Why Wi-Fi sucked at the Mobile World Congress: so what else is new?

Another large tech conference means another barrage of news reports and complaints from attendees about how the Wi-Fi service sucked. CNN reports:

There were dozens of Wi-Fi networks at this year’s Mobile World Congress in Barcelona. But with more than 60,000 people in attendance, the systems were so overloaded that there may as well have been one landline connection with a 56k modem . . . Areas marked “free Wi-Fi here” often had no or painfully slow connections. Demonstrations from Microsoft, Google, Intel, Yahoo, Hewlett-Packard and Research In Motion, among others, became comical when the presenters were unable to connect even to their own networks. Average peak usage reached about 3,200 devices managing to connect simultaneously to Cisco’s 110 access points.

Eric Schmidt, Google’s CEO, remarked, “That’s the problem with networking conventions. Everyone is on the network.”

Actually having everyone on the network is NOT the problem. The problem lies with who’s in charge of the Wi-Fi network and in this case, the culprit is the event organizer itself. When Cisco asked the event organizer if they could install more access points to handle the huge traffic, the organizer limited the availability of the free network to 10 percent of locations at the conference (because the organizer wanted people to pay for WiFi access). That was a huge mistake. So large numbers of people began congregating around the areas where there was free WiFi. According to the CNN story, “the press room access point, designed to supply connections to 200 clients, had 700 people accessing the network.”

See these articles debunking the myths surrounding why Wi-Fi sucks and how to ensure conference attendees have a Wi-Fi experience:

(1) Why Conference Wi-Fi Sucks and How to Improve It: interview with wireless network engineer, Tim Pozar, who has deployed successful Wi-Fi networks at conferences such as TechCrunch 2009, Intel Developers Forum and more. These conferences have lots of geeks using smartphones, laptops and iPads simultaneously.

(2) NYT Biffs It on Wi-Fi Conference Overload (by Glenn Fleishman)

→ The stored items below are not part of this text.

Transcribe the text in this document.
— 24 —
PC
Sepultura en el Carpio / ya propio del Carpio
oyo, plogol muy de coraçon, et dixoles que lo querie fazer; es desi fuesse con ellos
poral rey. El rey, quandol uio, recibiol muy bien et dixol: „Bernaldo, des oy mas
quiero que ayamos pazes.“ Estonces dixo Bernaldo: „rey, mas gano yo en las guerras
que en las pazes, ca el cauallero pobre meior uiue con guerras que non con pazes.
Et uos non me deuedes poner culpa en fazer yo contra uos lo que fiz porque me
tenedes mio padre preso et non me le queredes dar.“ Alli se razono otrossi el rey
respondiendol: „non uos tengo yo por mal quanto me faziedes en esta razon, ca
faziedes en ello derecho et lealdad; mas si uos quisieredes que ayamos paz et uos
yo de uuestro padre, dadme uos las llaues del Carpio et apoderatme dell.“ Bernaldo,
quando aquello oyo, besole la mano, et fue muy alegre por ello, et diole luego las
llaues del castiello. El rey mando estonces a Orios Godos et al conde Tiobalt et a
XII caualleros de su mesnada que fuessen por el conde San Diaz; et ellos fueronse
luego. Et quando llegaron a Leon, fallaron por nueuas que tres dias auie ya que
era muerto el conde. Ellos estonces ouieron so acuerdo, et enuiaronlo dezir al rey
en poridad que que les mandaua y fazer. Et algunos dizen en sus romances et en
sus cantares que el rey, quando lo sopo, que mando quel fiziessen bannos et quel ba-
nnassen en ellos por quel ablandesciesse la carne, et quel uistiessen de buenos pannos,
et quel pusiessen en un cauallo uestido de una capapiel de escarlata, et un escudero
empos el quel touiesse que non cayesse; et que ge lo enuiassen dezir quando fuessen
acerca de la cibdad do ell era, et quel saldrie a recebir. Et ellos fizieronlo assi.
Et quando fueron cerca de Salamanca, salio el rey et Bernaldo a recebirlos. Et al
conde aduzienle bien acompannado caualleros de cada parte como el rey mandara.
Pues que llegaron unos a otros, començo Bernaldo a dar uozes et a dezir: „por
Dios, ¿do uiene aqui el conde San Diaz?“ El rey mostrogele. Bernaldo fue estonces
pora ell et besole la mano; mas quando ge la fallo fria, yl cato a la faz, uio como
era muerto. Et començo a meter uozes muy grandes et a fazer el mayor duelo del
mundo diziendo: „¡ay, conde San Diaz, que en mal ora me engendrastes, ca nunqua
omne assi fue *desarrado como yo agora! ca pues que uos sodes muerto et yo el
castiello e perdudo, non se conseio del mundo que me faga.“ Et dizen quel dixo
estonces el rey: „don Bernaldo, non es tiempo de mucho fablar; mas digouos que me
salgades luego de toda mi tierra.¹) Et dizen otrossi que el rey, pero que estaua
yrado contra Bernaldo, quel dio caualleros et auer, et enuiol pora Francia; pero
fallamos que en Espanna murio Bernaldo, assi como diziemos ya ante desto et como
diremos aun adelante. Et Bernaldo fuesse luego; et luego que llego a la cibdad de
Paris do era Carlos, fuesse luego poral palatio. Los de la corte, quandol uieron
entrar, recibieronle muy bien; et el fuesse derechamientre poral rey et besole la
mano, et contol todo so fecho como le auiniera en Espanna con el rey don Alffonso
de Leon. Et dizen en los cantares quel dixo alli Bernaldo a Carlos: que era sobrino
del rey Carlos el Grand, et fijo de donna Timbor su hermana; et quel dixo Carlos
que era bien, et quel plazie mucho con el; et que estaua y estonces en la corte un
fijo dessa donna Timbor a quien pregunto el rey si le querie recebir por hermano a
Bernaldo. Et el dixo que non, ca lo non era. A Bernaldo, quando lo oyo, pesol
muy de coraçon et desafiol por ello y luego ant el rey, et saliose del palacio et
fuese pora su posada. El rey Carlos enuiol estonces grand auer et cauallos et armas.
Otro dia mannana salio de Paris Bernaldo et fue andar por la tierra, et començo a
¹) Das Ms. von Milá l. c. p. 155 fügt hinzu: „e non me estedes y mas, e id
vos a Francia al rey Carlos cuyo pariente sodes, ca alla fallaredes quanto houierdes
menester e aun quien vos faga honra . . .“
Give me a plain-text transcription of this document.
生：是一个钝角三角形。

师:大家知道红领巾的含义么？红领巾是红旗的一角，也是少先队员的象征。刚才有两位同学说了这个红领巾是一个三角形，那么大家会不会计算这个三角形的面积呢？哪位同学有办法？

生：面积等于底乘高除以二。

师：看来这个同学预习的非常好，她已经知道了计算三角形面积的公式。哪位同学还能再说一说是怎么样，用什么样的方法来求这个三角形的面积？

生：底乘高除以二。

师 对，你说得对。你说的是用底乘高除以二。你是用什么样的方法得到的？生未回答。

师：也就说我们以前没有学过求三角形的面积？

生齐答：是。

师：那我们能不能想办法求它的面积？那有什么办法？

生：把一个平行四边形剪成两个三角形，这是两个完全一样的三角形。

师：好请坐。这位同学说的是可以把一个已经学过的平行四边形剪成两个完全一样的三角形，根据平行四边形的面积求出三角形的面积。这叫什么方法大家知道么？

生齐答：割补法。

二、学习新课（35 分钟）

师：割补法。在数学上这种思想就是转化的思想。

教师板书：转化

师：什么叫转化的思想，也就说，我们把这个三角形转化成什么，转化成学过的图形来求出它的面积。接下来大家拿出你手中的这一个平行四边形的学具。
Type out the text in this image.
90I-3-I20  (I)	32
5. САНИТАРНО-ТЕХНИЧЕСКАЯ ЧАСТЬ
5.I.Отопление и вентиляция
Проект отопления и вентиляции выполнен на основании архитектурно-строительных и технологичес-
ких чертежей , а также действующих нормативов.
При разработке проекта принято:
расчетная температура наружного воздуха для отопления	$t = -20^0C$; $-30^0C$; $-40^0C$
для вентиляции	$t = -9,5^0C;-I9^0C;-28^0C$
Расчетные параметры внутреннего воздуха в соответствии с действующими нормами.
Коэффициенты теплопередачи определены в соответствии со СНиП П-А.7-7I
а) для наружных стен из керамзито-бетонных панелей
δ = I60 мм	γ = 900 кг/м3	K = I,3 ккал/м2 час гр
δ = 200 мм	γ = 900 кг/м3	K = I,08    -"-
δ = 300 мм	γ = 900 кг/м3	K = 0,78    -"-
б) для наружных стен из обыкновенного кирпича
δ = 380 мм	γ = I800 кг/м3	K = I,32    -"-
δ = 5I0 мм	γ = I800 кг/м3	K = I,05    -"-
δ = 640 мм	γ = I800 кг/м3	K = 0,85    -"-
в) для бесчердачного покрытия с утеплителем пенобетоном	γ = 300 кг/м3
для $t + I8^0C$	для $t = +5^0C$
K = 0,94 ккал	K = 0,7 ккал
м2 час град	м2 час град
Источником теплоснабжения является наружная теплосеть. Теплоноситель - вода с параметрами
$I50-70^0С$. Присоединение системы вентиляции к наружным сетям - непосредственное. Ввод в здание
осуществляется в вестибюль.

  1. I have said it from the start, charging for access at a convention is crazy. It should have been sponsored by the city or town, aka muniwireless funded by tax payers. All in all, wouldnt it have been great to use the same network at a restaurant close the convention as well as at the convention. The city could have promosted the convention all over town, thus bringing in more dollars for local business.

    One day…One day..


  2. The key is Intelligent Network Design with capacity planning. Organizers should plan for three WiFi devices per person.

  3. Charging for Wi-Fi at an event like MWC is just a greed-driven mistake. Personally I have found events that used Xirrus (no personal investment or business connection) work very well as long as the backhaul is sufficient. Spain is not known for its embrace of Wi-Fi or free/public availability. Disclaimer – I provided Wi-Fi access for MWC 2010 GSMA executives, not at Fira Montjuïc but at a local hotel.

  4. Agree with comment from @Carlo it’s a shame that the organisers felt the need to generate additional revenue from wireless network when, in reality, it distracts from the overall experience of the event. We work with events and I appreciate the pressure organisers are under to generate additional revenue but would most not pay a small adder to their stand to get it sorted?

    Disclaimer – we (Etherlive) provide event technology for many UK events however we do nothing with MWC. I feel for CISCO as I imagine they are facing the same challenge we find sometimes – i.e. could technically solve the issue…but hands tied.

  5. Building networks at scale is a challenge … but crippling that challenge further with silly pricing tricks is a sure path to failure.

    But indeed, one the key challenges for wireless (WiFi AND licensed) is the challenge of thousands of smartphone devices in a small area. Conferences are only the bleeding edge of this phenomena .. consider the problems of arenas.

    I am unaware of a single enclosed arena WiFi network that works at all when the arena is full.